Que signifient ces propos quelque peu cryptés et abscons ? En se référant à la rhétorique de Kais Saïed pour les traduire, il s’agit simplement de l’affirmation de sa propre légitimité autoproclamée comme étant un leader découlant « réellement » de la volonté populaire, et ce pour la première fois depuis l’histoire post indépendance de la Tunisie. Ce faisant, le président tunisien requiert explicitement d’être traité autrement que ne l’avait fait la France, tutélaire, avec ses prédécesseurs dont Bourguiba, Ben Ali, et Caïd Essebsi.
En précisant qu’il adresse ses propos spécifiquement à l’ambassadeur de France, Kaïs Saïed a par ailleurs réitéré les termes « souveraineté » et d’« Etat souverain » à pas moins de neuf reprises en deux minutes, rappelant au passage que « l’homme est né libre », dans une citation de Rousseau, puisée dans ses archives qu’il aime à déterrer.
Dans un bref communiqué, l’ambassade de France à Tunis explique que : « Lors de ces entretiens, (y compris avec la cheffe de gouvernement Najla Bouden, ndlr), l’envoyé spécial a présenté sa mission, qui vise à étudier les liens entre les développements en cours dans les pays de la rive sud de la Méditerranée et la société française, et des approches communes pour lutter contre l’extrémisme religieux ».
Isolement diplomatique
Depuis près d’un mois, Gilles Kepel, qui dirige notamment la chaire Moyen-Orient Méditerranée à l’École normale supérieure, est en effet en tournée dans la région, chargé par l’Elysée d’une mission qui avait commencé dès le mois de mars dernier à Ankara en Turquie.
Mais sa visite à Tunis intervient dans le contexte particulier d’une escalade verbale entre Paris et Carthage, l’ambassade de France ayant relayé le 5 avril un point presse où « la France marque sa préoccupation s’agissant des derniers développements en Tunisie.

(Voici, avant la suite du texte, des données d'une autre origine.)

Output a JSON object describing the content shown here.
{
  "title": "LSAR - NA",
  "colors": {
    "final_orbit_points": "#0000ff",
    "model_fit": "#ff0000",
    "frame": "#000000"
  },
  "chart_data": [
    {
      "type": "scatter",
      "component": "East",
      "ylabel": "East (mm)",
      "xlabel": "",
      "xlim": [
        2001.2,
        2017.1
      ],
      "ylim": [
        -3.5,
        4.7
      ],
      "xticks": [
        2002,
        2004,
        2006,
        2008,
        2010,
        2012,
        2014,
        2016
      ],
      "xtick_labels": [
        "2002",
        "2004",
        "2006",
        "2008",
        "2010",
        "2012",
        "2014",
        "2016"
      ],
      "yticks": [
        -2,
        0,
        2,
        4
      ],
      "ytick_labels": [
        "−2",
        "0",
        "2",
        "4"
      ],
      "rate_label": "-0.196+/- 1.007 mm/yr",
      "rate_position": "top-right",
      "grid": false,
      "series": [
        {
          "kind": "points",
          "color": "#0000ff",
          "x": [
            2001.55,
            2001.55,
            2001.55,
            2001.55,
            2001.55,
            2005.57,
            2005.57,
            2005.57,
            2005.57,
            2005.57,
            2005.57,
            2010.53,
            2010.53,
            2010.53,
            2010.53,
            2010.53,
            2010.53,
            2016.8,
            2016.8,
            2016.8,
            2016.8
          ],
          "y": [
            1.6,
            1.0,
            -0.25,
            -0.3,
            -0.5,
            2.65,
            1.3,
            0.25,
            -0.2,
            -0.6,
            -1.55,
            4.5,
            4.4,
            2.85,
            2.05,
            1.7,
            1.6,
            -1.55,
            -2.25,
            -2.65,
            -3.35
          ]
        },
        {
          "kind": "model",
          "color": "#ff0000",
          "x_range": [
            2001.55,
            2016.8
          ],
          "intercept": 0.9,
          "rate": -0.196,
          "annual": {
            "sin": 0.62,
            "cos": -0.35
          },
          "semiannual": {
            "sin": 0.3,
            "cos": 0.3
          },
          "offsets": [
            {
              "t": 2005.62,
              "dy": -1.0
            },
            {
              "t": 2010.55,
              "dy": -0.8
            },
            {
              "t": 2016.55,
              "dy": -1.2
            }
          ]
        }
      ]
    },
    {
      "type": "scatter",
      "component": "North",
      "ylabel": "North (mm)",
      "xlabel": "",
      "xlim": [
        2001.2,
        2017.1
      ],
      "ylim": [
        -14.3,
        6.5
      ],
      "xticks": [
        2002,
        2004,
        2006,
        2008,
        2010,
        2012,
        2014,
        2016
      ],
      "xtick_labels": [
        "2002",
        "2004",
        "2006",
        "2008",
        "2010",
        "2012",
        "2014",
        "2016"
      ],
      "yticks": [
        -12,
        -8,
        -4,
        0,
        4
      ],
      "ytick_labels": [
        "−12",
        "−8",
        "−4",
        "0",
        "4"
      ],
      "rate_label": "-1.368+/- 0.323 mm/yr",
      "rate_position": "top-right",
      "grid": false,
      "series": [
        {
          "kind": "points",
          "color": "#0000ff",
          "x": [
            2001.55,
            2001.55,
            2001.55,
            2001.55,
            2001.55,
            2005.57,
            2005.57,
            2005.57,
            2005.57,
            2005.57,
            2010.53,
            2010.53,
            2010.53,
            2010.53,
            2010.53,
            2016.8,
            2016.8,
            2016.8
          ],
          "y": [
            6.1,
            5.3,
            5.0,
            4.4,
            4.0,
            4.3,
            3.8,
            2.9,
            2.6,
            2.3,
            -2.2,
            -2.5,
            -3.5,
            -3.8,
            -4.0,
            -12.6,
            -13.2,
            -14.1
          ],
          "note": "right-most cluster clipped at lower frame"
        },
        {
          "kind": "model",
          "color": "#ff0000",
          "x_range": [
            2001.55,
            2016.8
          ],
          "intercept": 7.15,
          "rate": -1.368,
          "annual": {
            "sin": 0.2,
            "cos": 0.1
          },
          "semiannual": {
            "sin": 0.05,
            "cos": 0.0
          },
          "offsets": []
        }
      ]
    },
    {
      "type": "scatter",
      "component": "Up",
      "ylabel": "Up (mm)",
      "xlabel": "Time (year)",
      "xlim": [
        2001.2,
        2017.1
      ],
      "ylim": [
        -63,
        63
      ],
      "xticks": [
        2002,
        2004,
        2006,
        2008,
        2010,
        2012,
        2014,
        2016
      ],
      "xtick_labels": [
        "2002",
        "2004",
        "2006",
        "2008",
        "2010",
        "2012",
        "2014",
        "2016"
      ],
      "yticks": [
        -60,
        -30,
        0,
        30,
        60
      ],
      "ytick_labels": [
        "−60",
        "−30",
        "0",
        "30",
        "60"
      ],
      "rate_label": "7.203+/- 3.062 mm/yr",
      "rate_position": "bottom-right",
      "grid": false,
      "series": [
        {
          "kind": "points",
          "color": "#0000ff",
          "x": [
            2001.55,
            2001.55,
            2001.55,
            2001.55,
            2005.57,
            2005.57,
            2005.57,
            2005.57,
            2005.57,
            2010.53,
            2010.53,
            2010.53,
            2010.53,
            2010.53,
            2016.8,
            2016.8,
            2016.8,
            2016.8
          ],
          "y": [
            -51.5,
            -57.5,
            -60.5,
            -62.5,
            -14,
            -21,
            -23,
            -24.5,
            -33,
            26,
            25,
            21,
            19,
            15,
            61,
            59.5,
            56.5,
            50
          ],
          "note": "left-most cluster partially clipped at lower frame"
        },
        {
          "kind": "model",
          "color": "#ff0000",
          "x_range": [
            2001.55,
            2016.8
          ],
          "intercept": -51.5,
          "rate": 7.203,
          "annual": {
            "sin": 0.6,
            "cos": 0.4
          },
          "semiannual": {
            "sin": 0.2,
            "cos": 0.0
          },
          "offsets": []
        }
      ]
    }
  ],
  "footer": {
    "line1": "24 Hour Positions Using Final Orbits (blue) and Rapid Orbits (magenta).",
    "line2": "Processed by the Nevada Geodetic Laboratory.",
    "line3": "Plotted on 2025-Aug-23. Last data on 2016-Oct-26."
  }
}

Elle rappelle son attachement au respect de l’État de droit et à l’indépendance de la justice. Elle souhaite le retour, dans les meilleurs délais, à un fonctionnement normal des institutions, pour pouvoir répondre à l’urgence économique et sociale » :
Une déclaration officielle qui s’aligne sur celle des Etats-Unis, en réponse à la dissolution du Parlement tunisien par le président Saïed, considérée comme inconstitutionnelle.
Hier 12 avril, l’ambassadeur américain sortant, Donald Blome, qui quitte la Tunisie vers le Pakistan, a effectué la passation en désignant son assistante Natasha Franceschi comme désormais chargée de la mission de représentante des USA dans le pays. Il n’est pas clair à ce jour si Blome sera remplacé par successeur de son rang, ce qui tend à isoler un peu plus Tunis sur la scène internationale, en pleine crise économique et sociale.